Orual’s veil represents her tendency to hide a part of her, not only from others, but also from herself. The King initially forces her to wear a veil to his wedding to hide her ugliness. Later, she decides to permanently don a veil after Psyche’s exile. This act undermines the King’s power over her, as she voluntarily hides her ugliness, and when he commands her to remove the veil, she refuses in her first act of defiance against him. She realizes that the veil makes her mysterious, as people must guess what it hides. Though the veil gives her power over others, it also separates her from them, representing the way she’s cut herself off from human feeling after the loss of Psyche. By hiding her face, she becomes almost less human altogether. Perhaps she unconsciously tries to imitate the gods, who seem to her to be veiled in mystery and whom she feels Psyche chose over her.

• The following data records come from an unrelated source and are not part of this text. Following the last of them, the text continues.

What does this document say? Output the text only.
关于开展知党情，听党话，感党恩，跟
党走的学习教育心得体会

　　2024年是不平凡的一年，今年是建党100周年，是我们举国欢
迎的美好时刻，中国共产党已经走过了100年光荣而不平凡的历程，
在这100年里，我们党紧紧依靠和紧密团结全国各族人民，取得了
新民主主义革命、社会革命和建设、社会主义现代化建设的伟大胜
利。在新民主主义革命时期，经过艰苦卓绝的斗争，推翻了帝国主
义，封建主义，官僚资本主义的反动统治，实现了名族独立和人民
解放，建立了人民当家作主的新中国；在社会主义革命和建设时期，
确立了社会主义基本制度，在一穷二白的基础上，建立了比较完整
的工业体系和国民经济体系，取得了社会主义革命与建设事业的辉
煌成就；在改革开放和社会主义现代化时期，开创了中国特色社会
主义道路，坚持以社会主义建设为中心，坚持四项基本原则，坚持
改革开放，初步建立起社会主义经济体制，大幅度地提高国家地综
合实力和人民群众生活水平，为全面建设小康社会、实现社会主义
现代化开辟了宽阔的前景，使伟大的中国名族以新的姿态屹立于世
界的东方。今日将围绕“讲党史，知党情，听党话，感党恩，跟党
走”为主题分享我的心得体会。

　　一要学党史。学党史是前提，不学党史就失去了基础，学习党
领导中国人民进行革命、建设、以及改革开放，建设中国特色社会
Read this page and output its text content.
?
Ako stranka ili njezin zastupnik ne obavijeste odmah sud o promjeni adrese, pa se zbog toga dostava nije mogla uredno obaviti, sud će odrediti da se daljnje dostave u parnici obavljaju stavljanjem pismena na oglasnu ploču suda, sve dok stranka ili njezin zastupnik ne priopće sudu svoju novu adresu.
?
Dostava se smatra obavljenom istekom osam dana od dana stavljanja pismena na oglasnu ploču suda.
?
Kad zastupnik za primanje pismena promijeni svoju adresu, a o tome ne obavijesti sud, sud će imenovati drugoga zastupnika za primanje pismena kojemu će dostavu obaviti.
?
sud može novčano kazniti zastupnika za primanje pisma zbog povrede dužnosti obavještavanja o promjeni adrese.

Furthermore, Orual dons her veil around the same time that she begins to bury her old self deep within her and transform herself into the Queen. The veil, then, helps her rid herself of Orual, whose face she wears, and become someone new. Perhaps the veil even performs some sort of transformation, because the next time Orual goes into public without her veil, she believes her face has changed into that of Ungit. As the face of Ungit exposes her inner, unacknowledged character, this would mean that the veil ultimately made her face into a truer representation of herself.
The Veil Quotes in Till We Have Faces
My second strength lay in my veil.... [A]s years passed and there were fewer in the city... who remembered my face, the wildest stories got about as to what that veil hid.... Some said... that it was frightful beyond endurance; a pig’s, bear’s, cat’s or elephant’s face. The best story was that I had no face at all; if you stripped off my veil you’d find emptiness. But another sort... said that I wore a veil because I was of a beauty so dazzling that if I let it be seen all men in the world would run mad; or else that Ungit was jealous of my beauty and had promised to blast me if I went bareface. The upshot of all this nonsense was that I became something very mysterious and awful.